Chris Confer and Marco Ramirez are searching for an answer to the question, “What does it take for the majority of the students in any school to be successful in mathematics?” That is a question many educators are finding themselves asking in 2012, especially with the increasing stress of high stakes testing. Confer and Ramirez take their question one important step further by asking: “What would it take to sustain that success?”
Small Steps, Big Changes seeks to help others benefit from the answers Confer and Ramirez have discovered as they’ve worked with their own school and others across the United States. It outlines eight essential ideas that they believe can guide schools to continuing success in mathematics learning and achievement.
Each essential idea has its own chapter, where the authors explain how that idea can be utilized to create positive change. At the end of each explanation, the authors provide three stories reflecting upon that essential idea. In each instance, the stories are told from the viewpoints of a principal, a coach, and a teacher.
Each school is unique
This book was very thorough in its descriptions, and I appreciated the variety of examples. Most of all, though, I was glad that the authors made it clear throughout the book that each school is unique and that what worked for one school may not work the same way for another.
Each school needs to find its own questions to fit its particular needs. It’s important that schools not just try to implement a specific example from the book, end up failing, and give up. Teachers and school leaders need to work together to define their unique circumstances and customize the ideas they find in Small Steps to fit their needs.
Essential ideas that resonated
One essential idea that I found helpful is the 80/20 rule. This rule says that educators need to put 80% of their attention on what matters most and spend no more than 20% of their time on things that are necessary but may not have long-term effects on the school. All of us who are teachers know how hard is to manage time because of all the different responsibilities placed upon us. This rule of thumb reminded me that I need to focus on the most important teaching tasks — the ones that will have bigger effects on my students — instead of spending so much time on tasks that do not benefit the school or students.
Another essential idea that resonated with me was intentionality.
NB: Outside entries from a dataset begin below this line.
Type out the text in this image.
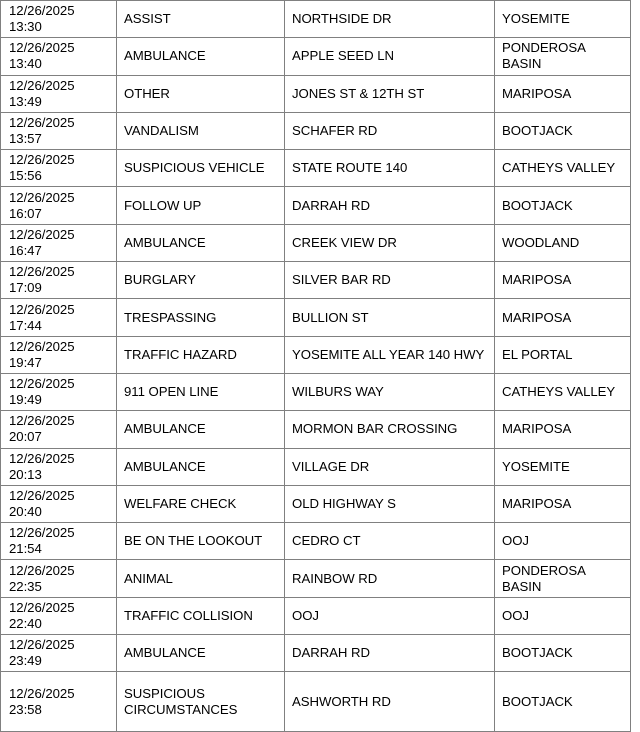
12/26/2025 13:30	ASSIST	NORTHSIDE DR	YOSEMITE
12/26/2025 13:40	AMBULANCE	APPLE SEED LN	PONDEROSA BASIN
12/26/2025 13:49	OTHER	JONES ST & 12TH ST	MARIPOSA
12/26/2025 13:57	VANDALISM	SCHAFER RD	BOOTJACK
12/26/2025 15:56	SUSPICIOUS VEHICLE	STATE ROUTE 140	CATHEYS VALLEY
12/26/2025 16:07	FOLLOW UP	DARRAH RD	BOOTJACK
12/26/2025 16:47	AMBULANCE	CREEK VIEW DR	WOODLAND
12/26/2025 17:09	BURGLARY	SILVER BAR RD	MARIPOSA
12/26/2025 17:44	TRESPASSING	BULLION ST	MARIPOSA
12/26/2025 19:47	TRAFFIC HAZARD	YOSEMITE ALL YEAR 140 HWY	EL PORTAL
12/26/2025 19:49	911 OPEN LINE	WILBURS WAY	CATHEYS VALLEY
12/26/2025 20:07	AMBULANCE	MORMON BAR CROSSING	MARIPOSA
12/26/2025 20:13	AMBULANCE	VILLAGE DR	YOSEMITE
12/26/2025 20:40	WELFARE CHECK	OLD HIGHWAY S	MARIPOSA
12/26/2025 21:54	BE ON THE LOOKOUT	CEDRO CT	OOJ
12/26/2025 22:35	ANIMAL	RAINBOW RD	PONDEROSA BASIN
12/26/2025 22:40	TRAFFIC COLLISION	OOJ	OOJ
12/26/2025 23:49	AMBULANCE	DARRAH RD	BOOTJACK
12/26/2025 23:58	SUSPICIOUS CIRCUMSTANCES	ASHWORTH RD	BOOTJACK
This chapter focused on how to create a culture of “can” in the classroom and specifically states, “A culture of ‘can’ is not created by teachers and principals alone; it comes about when students themselves discover that they can be successful.” (2012, p.134).
Teachers and principals can help students to feel successful by keeping high standards in the classroom and creating high-quality lessons. This is something that, as a teacher, I was happy to be reminded of, and it really got me questioning whether my lessons were helping to create a “can” culture.
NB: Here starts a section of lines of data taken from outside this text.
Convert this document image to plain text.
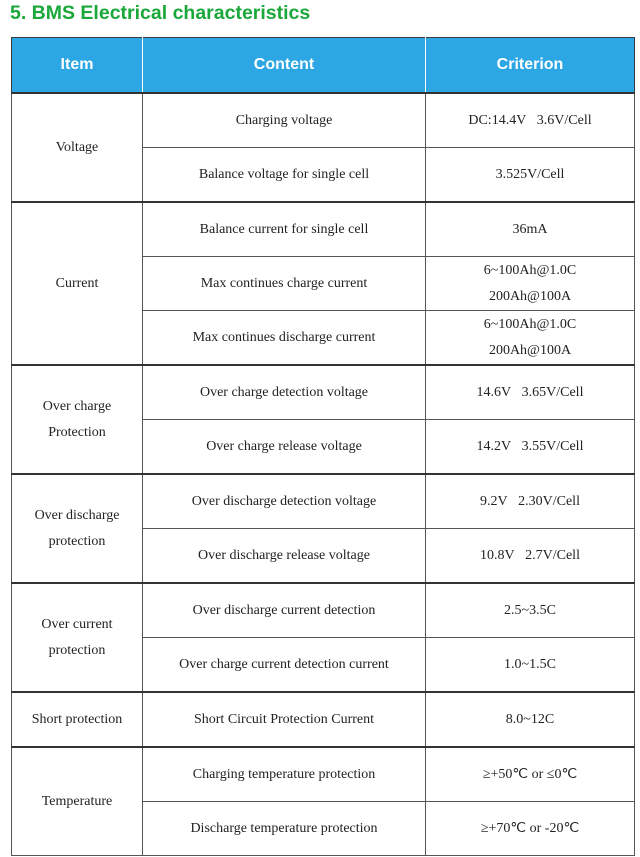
5. BMS Electrical characteristics
Item	Content	Criterion

Voltage	Charging voltage	DC:14.4V   3.6V/Cell

	Balance voltage for single cell	3.525V/Cell

Current	Balance current for single cell	36mA

	Max continues charge current	6~100Ah@1.0C
200Ah@100A

	Max continues discharge current	6~100Ah@1.0C
200Ah@100A

Over charge
Protection	Over charge detection voltage	14.6V   3.65V/Cell

	Over charge release voltage	14.2V   3.55V/Cell

Over discharge
protection	Over discharge detection voltage	9.2V   2.30V/Cell

	Over discharge release voltage	10.8V   2.7V/Cell

Over current
protection	Over discharge current detection	2.5~3.5C

	Over charge current detection current	1.0~1.5C

Short protection	Short Circuit Protection Current	8.0~12C

Temperature	Charging temperature protection	≥+50℃ or ≤0℃

	Discharge temperature protection	≥+70℃ or -20℃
Key elements of transformation
A key story in the book describes a multi-year effort led by Ramirez (principal) and Confer (instructional coach) to improve math instruction at a Tucson, AZ elementary school. The publisher’s description of the book summarizes what happened this way:
A few years into the change process, Pueblo Gardens — a school with 96 percent of its students at the poverty level and a high percentage of English language learners — had 94 percent of students meeting or exceeding state standards in third-grade mathematics. Over time, other grades achieved similarly high scores. And once the test scores rose, they were sustained at high levels.
While I thought this book was very well written and had great examples of how to increase mathematical learning in a school, it was clear that a committed principal and a math coach were essential elements in achieving whole-school transformation at Pueblo Gardens. At my school there is no math coach, so I was unsure if this model would work well. The regular support of a math coach had a big part in helping teachers with the changes. I was also not sure how schools would be able to undertake this change if the principal was not on board.
It is always nice to hear a success story in education and this was clearly one example of that. I felt as though the eight essential practices were clearly defined and supported throughout this text. For a school searching for more success in mathematics, this is a definite read!
Michelle Schwartze is a middle school mathematics teacher. She has been teaching in the middle grades for the past 11 years in Peoria, Illinois. Michelle is currently taking classes towards a doctorate in Curriculum and Instruction with the hope of working in higher education.